Alongside the multivalent vaccine, we also examined the duration of ECRA-AHSV induced immunity against one selected serotype, AHSV 4. Vaccinated ponies were found to remain seroconverted for the duration of the study, approximately 6 months, with high levels of neutralising antibody detectable throughout. Given the lack of complete protection by the LAV, and the need for 8 vaccinations over 6 years [9], an immunisation schedule including fewer administrations would be a considerable improvement.

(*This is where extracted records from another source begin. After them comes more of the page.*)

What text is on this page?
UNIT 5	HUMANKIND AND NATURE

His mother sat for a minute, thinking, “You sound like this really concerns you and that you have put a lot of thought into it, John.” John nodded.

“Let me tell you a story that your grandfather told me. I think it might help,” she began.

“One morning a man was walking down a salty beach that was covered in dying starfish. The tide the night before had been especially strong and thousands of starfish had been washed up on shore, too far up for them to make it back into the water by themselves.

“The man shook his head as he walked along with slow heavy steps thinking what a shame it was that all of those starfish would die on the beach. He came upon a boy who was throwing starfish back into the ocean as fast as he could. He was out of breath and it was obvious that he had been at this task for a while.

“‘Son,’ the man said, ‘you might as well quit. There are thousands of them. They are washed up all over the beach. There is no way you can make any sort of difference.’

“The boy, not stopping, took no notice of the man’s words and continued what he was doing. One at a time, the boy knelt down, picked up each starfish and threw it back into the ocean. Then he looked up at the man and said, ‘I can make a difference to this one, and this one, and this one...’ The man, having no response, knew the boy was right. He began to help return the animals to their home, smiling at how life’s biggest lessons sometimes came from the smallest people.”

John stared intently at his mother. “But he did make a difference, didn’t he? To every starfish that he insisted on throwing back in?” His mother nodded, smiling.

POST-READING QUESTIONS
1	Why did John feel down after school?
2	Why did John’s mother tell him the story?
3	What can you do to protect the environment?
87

As noted, a common drawback of inactivated vaccines is the failure to trigger a complete immune response. Inactivated vaccines typically elicit a strong Th2 response, with minimal Th1 activity. This results in the generation of neutralising antibodies, but often fails to stimulate strong cellular immunity [21], [25]. Whilst non-replicative, the ECRA-AHSV virus strains reported here retain the ability to enter cells and undergo a single round of protein expression, with replication blocked at the assembly stage. This means that infected cells develop the hallmarks of infections, allowing the detection of the ECRA viruses, triggering of a cytokine cascade, and induction of a T-cell mediated response. During the ECRA-AHSV4 trial, four of the six ponies demonstrated increased levels of Th1 cytokines post vaccination, with 3 showing an additional strong induction of Th2 cytokines. Together with the generation of high titres of neutralising antibody, these data lend support to the hypothesis that ECRA-AHSV viruses are capable of inducing a balanced immune response, featuring both antibody and cellular activities.

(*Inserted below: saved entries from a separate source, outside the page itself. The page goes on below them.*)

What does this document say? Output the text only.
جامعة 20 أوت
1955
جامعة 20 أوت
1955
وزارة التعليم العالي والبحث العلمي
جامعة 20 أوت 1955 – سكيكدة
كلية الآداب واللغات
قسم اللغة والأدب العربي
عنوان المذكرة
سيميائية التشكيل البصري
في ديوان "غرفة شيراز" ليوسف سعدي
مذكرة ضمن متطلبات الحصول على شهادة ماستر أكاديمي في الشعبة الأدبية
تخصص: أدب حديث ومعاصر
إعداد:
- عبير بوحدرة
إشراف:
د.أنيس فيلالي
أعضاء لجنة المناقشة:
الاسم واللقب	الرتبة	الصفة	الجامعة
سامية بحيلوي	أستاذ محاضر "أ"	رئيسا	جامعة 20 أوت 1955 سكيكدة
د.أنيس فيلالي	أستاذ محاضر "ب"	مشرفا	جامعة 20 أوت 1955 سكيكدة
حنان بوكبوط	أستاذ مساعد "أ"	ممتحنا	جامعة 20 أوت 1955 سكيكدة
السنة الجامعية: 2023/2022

Ponies vaccinated with the multivalent vaccines demonstrated a reduced cytokine response, both Th1 and Th2, when compared to the monovalent trial. This is likely a result of each animal receiving only a single dose of each serotype overall. Antibody titres were also lower, suggesting that more complex cocktails and or further boosts may be necessary to achieve peak immunity. Ideally, future protection trials would address this issue although these are necessarily complicated as a result of the biosecurity required.

Given the continuing spread of Culicoides midges throughout Europe, and accompanied emergence of the related Bluetongue virus, there is a very real possibility that AHSV will soon follow and spread into previously low risk areas. Together with the issues with the current live attenuated vaccine strategies, there is an urgent need for a safe and effective vaccine against AHSV. By permitting cell entry and viral protein expression, ECRA-AHSV vaccine strains have been generated that stimulate immune responses, akin to a live attenuated vaccine, without the requirement for adjuvants. However, unlike the live vaccine, our ECRA vaccine strains do not replicate in non-complementary cells, and thus have safety profiles more commonly associated with killed vaccines, specifically the lack of reversion. Despite this, replication in the complementing cell line is similar to the live virus, such that manufacturing should be equivalent to both LAVs and inactivated vaccines. Additionally, production of our ECRA strains does not require the handling of live virus.

The data presented here, together with our previous studies, suggest that ECRA-AHSV strains can serve as safe effective vaccines against all serotypes of AHSV.

Declaration of Competing Interest

The authors declare that they have no known competing financial interests or personal relationships that could have appeared to influence the work reported in this paper.